Vorgestellt // Schlachthofbronx : Bolzen, Zerhacken, Ausbeinen
Lernen von den Schlachtern! Drei Münchner Produzenten-Jungbullen haben den Metzgern in ihrem Heimat-Viertel genau bei der Arbeit zugeschaut und wissen, worauf es ankommt, im Leben wie in der Musik: Bolzen, Zerhacken, Ausbeinen.
Der Gründungsmythos der Schlachthofbronx ist eher schlicht: Langeweile zwischen Güterbahnhof, Siff-Spielplatz und Arbeitsamt. Spinnerte Ideen dank zu viel Dosenbier und Malawi-Gin.

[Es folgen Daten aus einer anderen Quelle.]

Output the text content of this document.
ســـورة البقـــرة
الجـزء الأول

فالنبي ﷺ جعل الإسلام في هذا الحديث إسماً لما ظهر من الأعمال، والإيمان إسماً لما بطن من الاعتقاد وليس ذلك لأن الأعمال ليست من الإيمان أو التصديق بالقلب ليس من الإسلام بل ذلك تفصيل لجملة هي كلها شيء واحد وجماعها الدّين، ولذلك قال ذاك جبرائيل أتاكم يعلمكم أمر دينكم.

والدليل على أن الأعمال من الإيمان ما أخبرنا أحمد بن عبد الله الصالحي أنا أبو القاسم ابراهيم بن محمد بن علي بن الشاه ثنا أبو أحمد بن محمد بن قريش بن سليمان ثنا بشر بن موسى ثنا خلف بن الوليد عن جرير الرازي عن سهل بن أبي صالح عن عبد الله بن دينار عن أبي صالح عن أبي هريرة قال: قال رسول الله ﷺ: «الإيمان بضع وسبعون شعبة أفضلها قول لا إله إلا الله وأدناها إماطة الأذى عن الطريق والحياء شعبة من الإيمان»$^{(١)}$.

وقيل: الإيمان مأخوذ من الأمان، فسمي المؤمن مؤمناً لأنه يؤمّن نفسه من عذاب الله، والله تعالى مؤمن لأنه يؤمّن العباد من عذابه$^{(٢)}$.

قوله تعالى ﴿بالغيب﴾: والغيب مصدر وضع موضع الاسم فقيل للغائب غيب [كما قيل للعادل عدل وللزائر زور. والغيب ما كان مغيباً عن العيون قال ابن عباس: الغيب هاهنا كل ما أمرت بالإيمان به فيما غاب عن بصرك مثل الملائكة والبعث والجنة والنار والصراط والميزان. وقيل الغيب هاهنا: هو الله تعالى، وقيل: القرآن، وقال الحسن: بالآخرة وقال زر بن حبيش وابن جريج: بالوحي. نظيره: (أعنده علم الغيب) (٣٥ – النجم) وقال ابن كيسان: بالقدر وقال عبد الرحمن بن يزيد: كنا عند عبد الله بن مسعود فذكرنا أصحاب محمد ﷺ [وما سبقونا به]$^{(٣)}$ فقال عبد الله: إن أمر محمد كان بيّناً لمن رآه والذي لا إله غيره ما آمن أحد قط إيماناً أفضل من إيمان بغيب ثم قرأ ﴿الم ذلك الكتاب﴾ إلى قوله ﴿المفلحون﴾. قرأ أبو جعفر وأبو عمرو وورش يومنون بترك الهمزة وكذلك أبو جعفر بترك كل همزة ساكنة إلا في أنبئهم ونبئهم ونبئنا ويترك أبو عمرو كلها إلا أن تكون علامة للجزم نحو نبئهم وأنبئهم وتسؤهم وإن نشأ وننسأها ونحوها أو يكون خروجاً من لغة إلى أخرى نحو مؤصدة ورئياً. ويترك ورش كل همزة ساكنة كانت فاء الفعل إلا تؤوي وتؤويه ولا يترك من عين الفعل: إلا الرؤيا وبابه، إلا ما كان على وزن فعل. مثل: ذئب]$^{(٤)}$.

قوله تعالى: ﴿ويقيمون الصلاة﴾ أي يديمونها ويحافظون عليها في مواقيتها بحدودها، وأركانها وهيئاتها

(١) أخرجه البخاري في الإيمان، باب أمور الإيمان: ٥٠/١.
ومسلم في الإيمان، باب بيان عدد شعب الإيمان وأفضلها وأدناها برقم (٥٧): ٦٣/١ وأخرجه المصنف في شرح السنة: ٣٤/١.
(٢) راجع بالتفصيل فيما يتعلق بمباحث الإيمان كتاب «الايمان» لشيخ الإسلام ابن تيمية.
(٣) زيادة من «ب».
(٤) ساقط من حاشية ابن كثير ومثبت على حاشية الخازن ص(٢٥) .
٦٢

Banal und dreckig wie der Sound.
Hier entsteht Munich Bass, ein Hybrid aus Ghetto Rave, Kuduro, Baltimore Club, Dubstep und Miami Bass. Mittel, Ziel und Zweck der Mission sind simpel: der Minimal-Techno-Kultur in den Arsch treten! Als Charaktere hinter Munich Bass stehen Subbass-Commandante Graf von Stierendfroed, Bass-King T und DJ King Augenring. Keine ganz Unbekannten, da sie schon lang in Münchner Soundsystems und Bands aktiv sind, die nicht erst seit gestern der Bassmusik verpflichtet sind.

Bild: Frederik Kunth
Die Schlachthofbronx ist nachtaktiv und dementsprechend in den Münchner Clubs unterwegs. Als DJ-Team, an der Trinkhallen-Theke und inzwischen auch mit einem ohrenbetäubenden und bootybewegenden Live-Set – dank Ravesirenen, Trillerpfeifen und natürlich jeder Menge BASS!
Aggro Berlin sitzt bei Kerner auf dem Talksessel, Aggro Grünwald schlürft Schampus in der Maximilianstraße. Wer will heute bitte noch aggro sein? Bretto sein macht eh mehr Spaß.